Mendes Suspended Official
Chad Mendes was officially suspended for two years for his out of competition drug test failure on 5/17. This story is far bigger than it’s getting played because when the suspension was announced, the drug in question was revealed as GHRP-6, a hexapeptide that helps stimulate Growth Hormone, which is a drug athletes believed they could skate by using. Mendes will be suspended through June 10, 2018, or two years from the date that USADA got the result of his test. These two-year suspensions are also nearly career killers because in a smaller weight class, you age out of the top tier quicker and Mendes will be 33 when he returns. With the exception of Conor McGregor, Jose Aldo and Frankie Edgar, Mendes was generally considered the fourth or fifth (Max Holloway being the other) featherweight in the company.
Hendo to Get Next Shot?
Dan Henderson is now saying that win or lose, he will retire after his next fight, which is being talked about as a middleweight title bout against Michael Bisping in the fall in England, likely in Manchester, possibly London. That would make for a great story in the sense Henderson going for a title at almost 46 against an opponent who is beatable and then having the chance to retire as champion, and Bisping having the chance to avenge his famous UFC 100 knockout loss.

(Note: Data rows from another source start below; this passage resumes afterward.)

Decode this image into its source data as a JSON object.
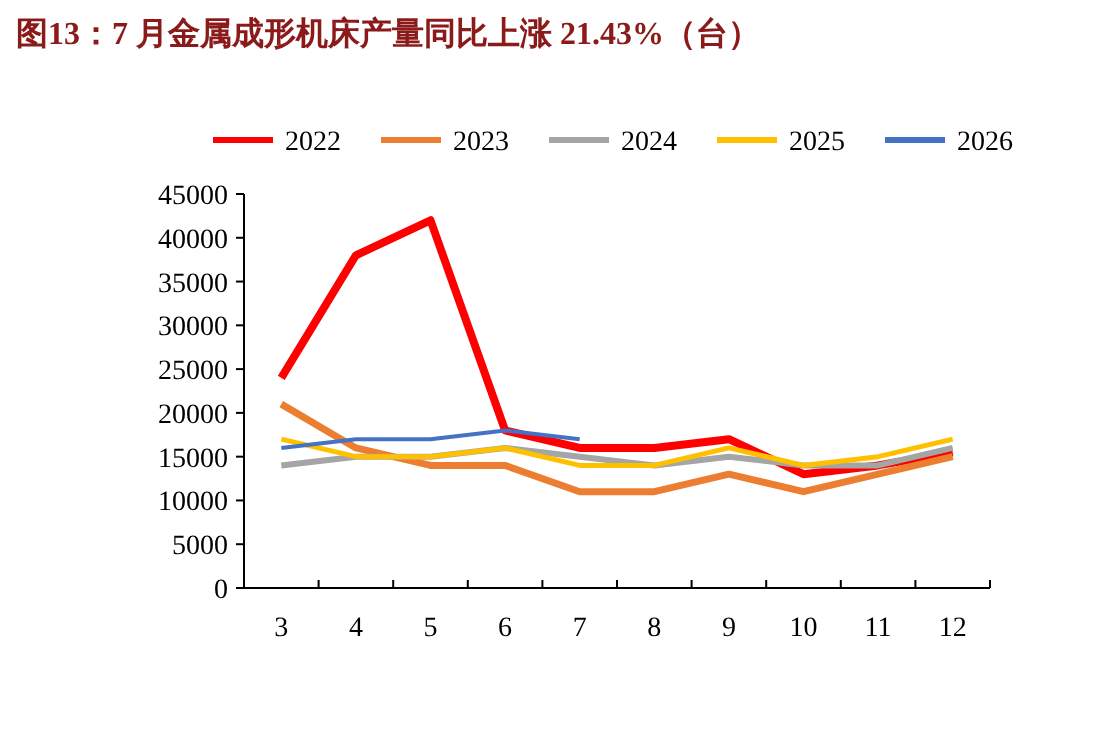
{
  "chart_data": {
    "type": "line",
    "title": "图13：7 月金属成形机床产量同比上涨 21.43%（台）",
    "categories": [
      "3",
      "4",
      "5",
      "6",
      "7",
      "8",
      "9",
      "10",
      "11",
      "12"
    ],
    "series": [
      {
        "name": "2022",
        "color": "#ff0000",
        "values": [
          24000,
          38000,
          42000,
          18000,
          16000,
          16000,
          17000,
          13000,
          14000,
          15500
        ]
      },
      {
        "name": "2023",
        "color": "#ed7d31",
        "values": [
          21000,
          16000,
          14000,
          14000,
          11000,
          11000,
          13000,
          11000,
          13000,
          15000
        ]
      },
      {
        "name": "2024",
        "color": "#a5a5a5",
        "values": [
          14000,
          15000,
          15000,
          16000,
          15000,
          14000,
          15000,
          14000,
          14000,
          16000
        ]
      },
      {
        "name": "2025",
        "color": "#ffc000",
        "values": [
          17000,
          15000,
          15000,
          16000,
          14000,
          14000,
          16000,
          14000,
          15000,
          17000
        ]
      },
      {
        "name": "2026",
        "color": "#4472c4",
        "values": [
          16000,
          17000,
          17000,
          18000,
          17000,
          null,
          null,
          null,
          null,
          null
        ]
      }
    ],
    "ylim": [
      0,
      45000
    ],
    "yticks": [
      0,
      5000,
      10000,
      15000,
      20000,
      25000,
      30000,
      35000,
      40000,
      45000
    ],
    "grid": false,
    "legend": "top",
    "marker": "none",
    "line_style": "solid"
  }
}
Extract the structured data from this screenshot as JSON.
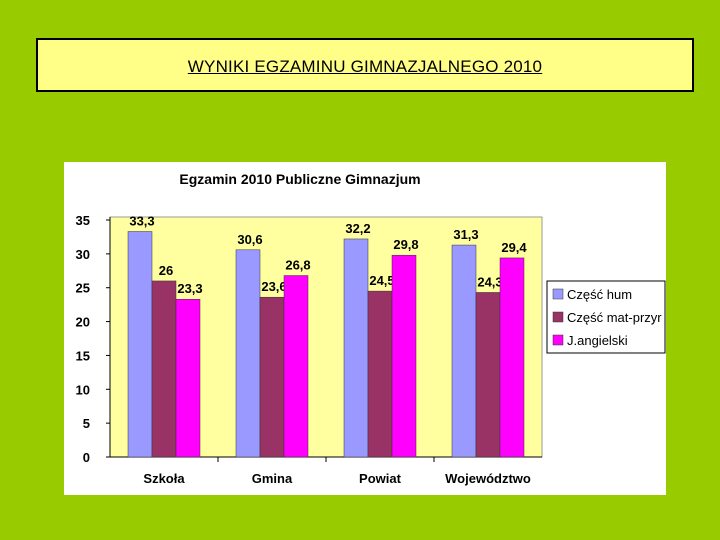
{
  "slide": {
    "title": "WYNIKI EGZAMINU GIMNAZJALNEGO 2010"
  },
  "colors": {
    "background": "#99cc00",
    "title_box": "#ffff88",
    "plot_area": "#ffffa0"
  },
  "chart_data": {
    "type": "bar",
    "title": "Egzamin 2010 Publiczne Gimnazjum",
    "categories": [
      "Szkoła",
      "Gmina",
      "Powiat",
      "Województwo"
    ],
    "series": [
      {
        "name": "Część hum",
        "color": "#9999ff",
        "values": [
          33.3,
          30.6,
          32.2,
          31.3
        ],
        "labels": [
          "33,3",
          "30,6",
          "32,2",
          "31,3"
        ]
      },
      {
        "name": "Część mat-przyr",
        "color": "#993366",
        "values": [
          26,
          23.6,
          24.5,
          24.3
        ],
        "labels": [
          "26",
          "23,6",
          "24,5",
          "24,3"
        ]
      },
      {
        "name": "J.angielski",
        "color": "#ff00ff",
        "values": [
          23.3,
          26.8,
          29.8,
          29.4
        ],
        "labels": [
          "23,3",
          "26,8",
          "29,8",
          "29,4"
        ]
      }
    ],
    "ylim": [
      0,
      35
    ],
    "yticks": [
      "0",
      "5",
      "10",
      "15",
      "20",
      "25",
      "30",
      "35"
    ],
    "grid": false,
    "legend": "right"
  }
}
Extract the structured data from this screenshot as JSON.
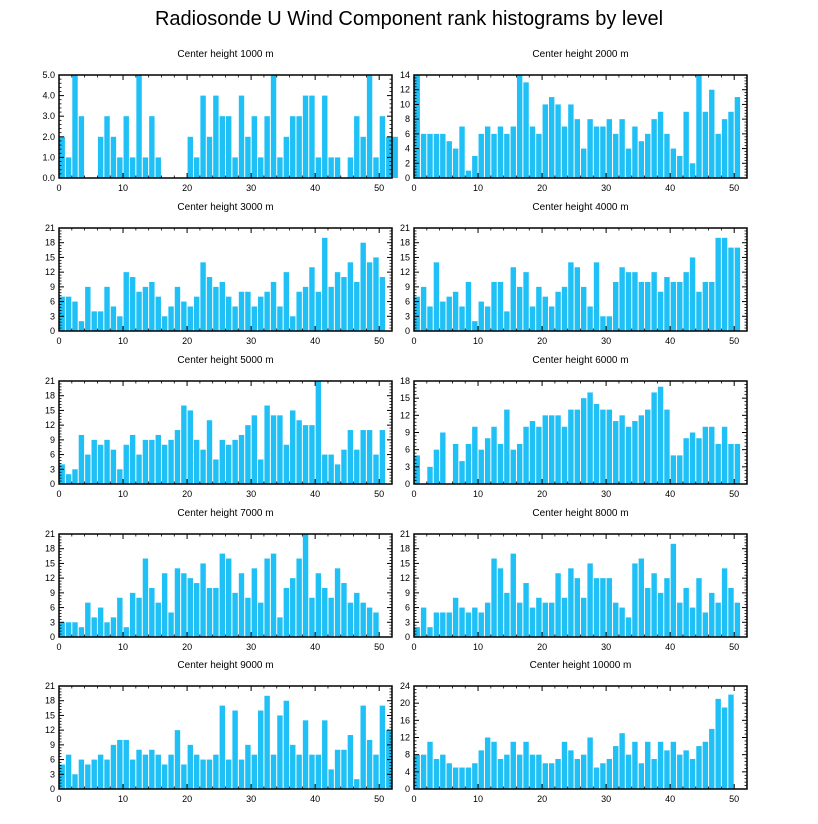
{
  "title": "Radiosonde U Wind Component rank histograms by level",
  "colors": {
    "bar": "#1ec0f5",
    "axis": "#000000",
    "background": "#ffffff"
  },
  "chart_data": [
    {
      "type": "bar",
      "title": "Center height 1000 m",
      "xlim": [
        0,
        52
      ],
      "xticks": [
        0,
        10,
        20,
        30,
        40,
        50
      ],
      "ylim": [
        0,
        5
      ],
      "yticks": [
        0,
        1,
        2,
        3,
        4,
        5
      ],
      "ytick_labels": [
        "0.0",
        "1.0",
        "2.0",
        "3.0",
        "4.0",
        "5.0"
      ],
      "values": [
        2,
        1,
        5,
        3,
        0,
        0,
        2,
        3,
        2,
        1,
        3,
        1,
        5,
        1,
        3,
        1,
        0,
        0,
        0,
        0,
        2,
        1,
        4,
        2,
        4,
        3,
        3,
        1,
        4,
        2,
        3,
        1,
        3,
        5,
        1,
        2,
        3,
        3,
        4,
        4,
        1,
        4,
        1,
        1,
        0,
        1,
        3,
        2,
        5,
        1,
        3,
        2,
        2
      ]
    },
    {
      "type": "bar",
      "title": "Center height 2000 m",
      "xlim": [
        0,
        52
      ],
      "xticks": [
        0,
        10,
        20,
        30,
        40,
        50
      ],
      "ylim": [
        0,
        14
      ],
      "yticks": [
        0,
        2,
        4,
        6,
        8,
        10,
        12,
        14
      ],
      "ytick_labels": [
        "0",
        "2",
        "4",
        "6",
        "8",
        "10",
        "12",
        "14"
      ],
      "values": [
        14,
        6,
        6,
        6,
        6,
        5,
        4,
        7,
        1,
        3,
        6,
        7,
        6,
        7,
        6,
        7,
        14,
        13,
        7,
        6,
        10,
        11,
        10,
        7,
        10,
        8,
        4,
        8,
        7,
        7,
        8,
        6,
        8,
        4,
        7,
        5,
        6,
        8,
        9,
        6,
        4,
        3,
        9,
        2,
        14,
        9,
        12,
        6,
        8,
        9,
        11,
        0,
        0
      ]
    },
    {
      "type": "bar",
      "title": "Center height 3000 m",
      "xlim": [
        0,
        52
      ],
      "xticks": [
        0,
        10,
        20,
        30,
        40,
        50
      ],
      "ylim": [
        0,
        21
      ],
      "yticks": [
        0,
        3,
        6,
        9,
        12,
        15,
        18,
        21
      ],
      "ytick_labels": [
        "0",
        "3",
        "6",
        "9",
        "12",
        "15",
        "18",
        "21"
      ],
      "values": [
        7,
        7,
        6,
        2,
        9,
        4,
        4,
        9,
        5,
        3,
        12,
        11,
        8,
        9,
        10,
        7,
        3,
        5,
        9,
        6,
        5,
        7,
        14,
        11,
        9,
        10,
        7,
        5,
        8,
        8,
        5,
        7,
        8,
        10,
        5,
        12,
        3,
        8,
        9,
        13,
        8,
        19,
        9,
        12,
        11,
        14,
        10,
        18,
        14,
        15,
        11,
        0,
        0
      ]
    },
    {
      "type": "bar",
      "title": "Center height 4000 m",
      "xlim": [
        0,
        52
      ],
      "xticks": [
        0,
        10,
        20,
        30,
        40,
        50
      ],
      "ylim": [
        0,
        21
      ],
      "yticks": [
        0,
        3,
        6,
        9,
        12,
        15,
        18,
        21
      ],
      "ytick_labels": [
        "0",
        "3",
        "6",
        "9",
        "12",
        "15",
        "18",
        "21"
      ],
      "values": [
        7,
        9,
        5,
        14,
        6,
        7,
        8,
        5,
        10,
        2,
        6,
        5,
        10,
        10,
        4,
        13,
        9,
        12,
        5,
        9,
        7,
        5,
        8,
        9,
        14,
        13,
        9,
        5,
        14,
        3,
        3,
        10,
        13,
        12,
        12,
        10,
        10,
        12,
        8,
        11,
        10,
        10,
        12,
        15,
        8,
        10,
        10,
        19,
        19,
        17,
        17,
        0,
        0
      ]
    },
    {
      "type": "bar",
      "title": "Center height 5000 m",
      "xlim": [
        0,
        52
      ],
      "xticks": [
        0,
        10,
        20,
        30,
        40,
        50
      ],
      "ylim": [
        0,
        21
      ],
      "yticks": [
        0,
        3,
        6,
        9,
        12,
        15,
        18,
        21
      ],
      "ytick_labels": [
        "0",
        "3",
        "6",
        "9",
        "12",
        "15",
        "18",
        "21"
      ],
      "values": [
        4,
        2,
        3,
        10,
        6,
        9,
        8,
        9,
        7,
        3,
        8,
        10,
        6,
        9,
        9,
        10,
        8,
        9,
        11,
        16,
        15,
        9,
        7,
        13,
        5,
        9,
        8,
        9,
        10,
        12,
        14,
        5,
        16,
        14,
        14,
        8,
        15,
        13,
        12,
        12,
        21,
        6,
        6,
        4,
        7,
        11,
        7,
        11,
        11,
        6,
        11,
        0,
        0
      ]
    },
    {
      "type": "bar",
      "title": "Center height 6000 m",
      "xlim": [
        0,
        52
      ],
      "xticks": [
        0,
        10,
        20,
        30,
        40,
        50
      ],
      "ylim": [
        0,
        18
      ],
      "yticks": [
        0,
        3,
        6,
        9,
        12,
        15,
        18
      ],
      "ytick_labels": [
        "0",
        "3",
        "6",
        "9",
        "12",
        "15",
        "18"
      ],
      "values": [
        5,
        0,
        3,
        6,
        9,
        0,
        7,
        4,
        7,
        10,
        6,
        8,
        10,
        7,
        13,
        6,
        7,
        10,
        11,
        10,
        12,
        12,
        12,
        10,
        13,
        13,
        15,
        16,
        14,
        13,
        13,
        11,
        12,
        10,
        11,
        12,
        13,
        16,
        17,
        13,
        5,
        5,
        8,
        9,
        8,
        10,
        10,
        7,
        10,
        7,
        7,
        0,
        0
      ]
    },
    {
      "type": "bar",
      "title": "Center height 7000 m",
      "xlim": [
        0,
        52
      ],
      "xticks": [
        0,
        10,
        20,
        30,
        40,
        50
      ],
      "ylim": [
        0,
        21
      ],
      "yticks": [
        0,
        3,
        6,
        9,
        12,
        15,
        18,
        21
      ],
      "ytick_labels": [
        "0",
        "3",
        "6",
        "9",
        "12",
        "15",
        "18",
        "21"
      ],
      "values": [
        3,
        3,
        3,
        2,
        7,
        4,
        6,
        3,
        4,
        8,
        2,
        9,
        8,
        16,
        10,
        7,
        13,
        5,
        14,
        13,
        12,
        11,
        15,
        10,
        10,
        17,
        16,
        9,
        13,
        8,
        14,
        7,
        16,
        17,
        4,
        10,
        12,
        16,
        21,
        8,
        13,
        10,
        8,
        14,
        11,
        7,
        9,
        7,
        6,
        5,
        0,
        0,
        0
      ]
    },
    {
      "type": "bar",
      "title": "Center height 8000 m",
      "xlim": [
        0,
        52
      ],
      "xticks": [
        0,
        10,
        20,
        30,
        40,
        50
      ],
      "ylim": [
        0,
        21
      ],
      "yticks": [
        0,
        3,
        6,
        9,
        12,
        15,
        18,
        21
      ],
      "ytick_labels": [
        "0",
        "3",
        "6",
        "9",
        "12",
        "15",
        "18",
        "21"
      ],
      "values": [
        2,
        6,
        2,
        5,
        5,
        5,
        8,
        6,
        5,
        6,
        5,
        7,
        16,
        14,
        9,
        17,
        7,
        11,
        6,
        8,
        7,
        7,
        13,
        8,
        14,
        12,
        8,
        15,
        12,
        12,
        12,
        7,
        6,
        4,
        15,
        16,
        10,
        13,
        9,
        12,
        19,
        7,
        10,
        6,
        12,
        5,
        9,
        7,
        14,
        10,
        7,
        0,
        0
      ]
    },
    {
      "type": "bar",
      "title": "Center height 9000 m",
      "xlim": [
        0,
        52
      ],
      "xticks": [
        0,
        10,
        20,
        30,
        40,
        50
      ],
      "ylim": [
        0,
        21
      ],
      "yticks": [
        0,
        3,
        6,
        9,
        12,
        15,
        18,
        21
      ],
      "ytick_labels": [
        "0",
        "3",
        "6",
        "9",
        "12",
        "15",
        "18",
        "21"
      ],
      "values": [
        5,
        7,
        3,
        6,
        5,
        6,
        7,
        6,
        9,
        10,
        10,
        6,
        8,
        7,
        8,
        7,
        5,
        7,
        12,
        5,
        9,
        7,
        6,
        6,
        7,
        17,
        6,
        16,
        6,
        9,
        7,
        16,
        19,
        7,
        15,
        18,
        9,
        7,
        14,
        7,
        7,
        14,
        4,
        8,
        8,
        11,
        2,
        17,
        10,
        7,
        17,
        12,
        0
      ]
    },
    {
      "type": "bar",
      "title": "Center height 10000 m",
      "xlim": [
        0,
        52
      ],
      "xticks": [
        0,
        10,
        20,
        30,
        40,
        50
      ],
      "ylim": [
        0,
        24
      ],
      "yticks": [
        0,
        4,
        8,
        12,
        16,
        20,
        24
      ],
      "ytick_labels": [
        "0",
        "4",
        "8",
        "12",
        "16",
        "20",
        "24"
      ],
      "values": [
        8,
        8,
        11,
        7,
        8,
        6,
        5,
        5,
        5,
        6,
        9,
        12,
        11,
        7,
        8,
        11,
        8,
        11,
        8,
        8,
        6,
        6,
        7,
        11,
        9,
        7,
        8,
        12,
        5,
        6,
        7,
        10,
        13,
        8,
        11,
        6,
        11,
        7,
        11,
        9,
        11,
        8,
        9,
        7,
        10,
        11,
        14,
        21,
        19,
        22,
        0,
        0,
        0
      ]
    }
  ]
}
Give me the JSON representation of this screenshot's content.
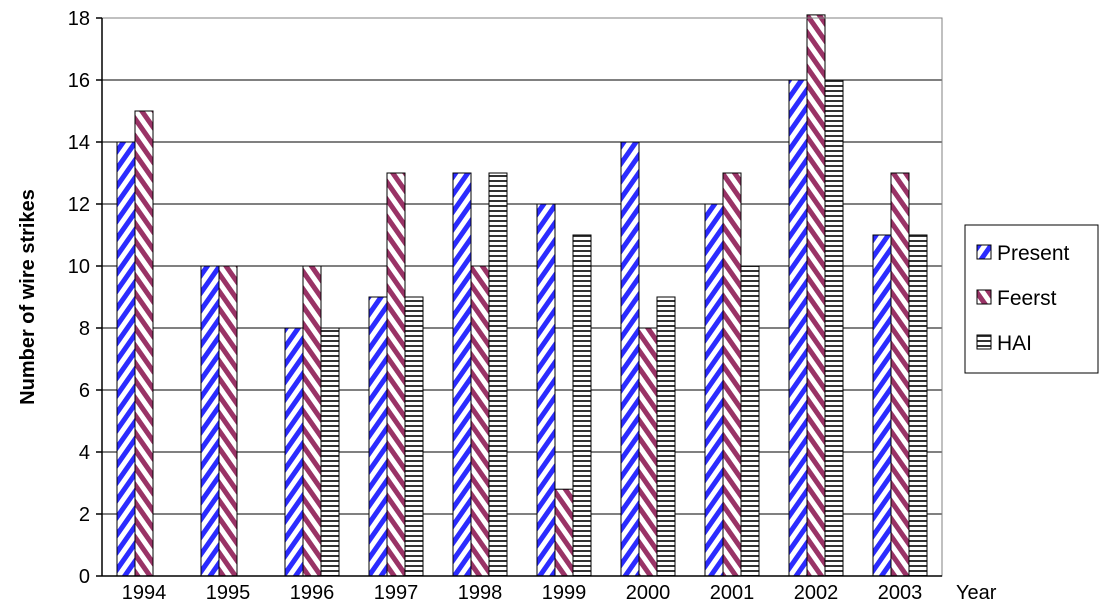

There is at least talk of Vitor Belfort vs Gegard Mousasi on that show. This day and age, it always helps to book contenders in the weight class on shows with title matches. The key is, if there is an injury they'll have a backup star in the weight class ready to fill in, although for today, Jacare Souza makes more sense to be in a match for such a position.
Bellator and PBC
Bellator and Spike are doing a weekend doubleheader with a Bellator show on 8/26 and Premier Boxing on 8/27, both on Spike, being cross-promoted, and both from the Honda Center in Anaheim. The Bellator show will have Patricio Pitbull Freire, a featherweight, being moved up a weight class to face Benson Henderson. Henderson should have a significant size advantage since Freire was not a big featherweight. The winner will get the next shot at lightweight champion Michael Chandler. The boxing show will be headlined by Robert Guerrero vs. David Peralta. The Honda Center is far too large when it comes to the number of tickets that will be sold for a Henderson vs. Freire main event in Anaheim
UFC 201 Lawler vs Woodley
This week's show is UFC 201, which will probably do the lowest PPV numbers in a long time, sandwiched in between UFC 200 and UFC 202 and being really just a one marquee fight show, and that isn't even all that strong. The show is from the Phillips Arena in Atlanta. It starts at 6:30 p.m. Eastern with Fight Pass bouts, which, and what are the odds of this, the first two fights both having a fighter named Damian. It's Cesar Arzamendia (7-2) vs. Damien Brown (15-9), Damian Grabowski (20-3) vs. Anthony Hamilton (13-4) and Michael Graves (6-0) vs. Bojan Velickovic (14-3). The prelims will be on FS 2, not FS 1, with Ryan Benoit (8-3) vs. Fredy Serrano (3-0), Wilson Reis (20-6, who was originally in the No. 2 bout on the show and now is on FS 2) vs. Hector Sandoval (6-1), Jorge Masvidal (29-11) vs. Ross Pearson (19-10) and Ed Herman (23-11) vs. Nikita Krylov (20-4). The PPV has Ian McCall (13-5-1) vs. Justin Scoggins (11-2), Erik Perez (15-6) vs. Francisco Rivera (10-4), Matt Brown (20-14) vs. Jake Ellenberger (30-11), Rose Namajunas (5-2) vs. Karolina Kowalciewicz (9-0) and the main event is Robbie Lawler (27-10) vs. Tyron Woodley (15-3) for the welterweight title. The Namajunas vs. Kowalciewicz fight will likely determine the next challenger for Joanna Jedrzejczyk's strawweight title.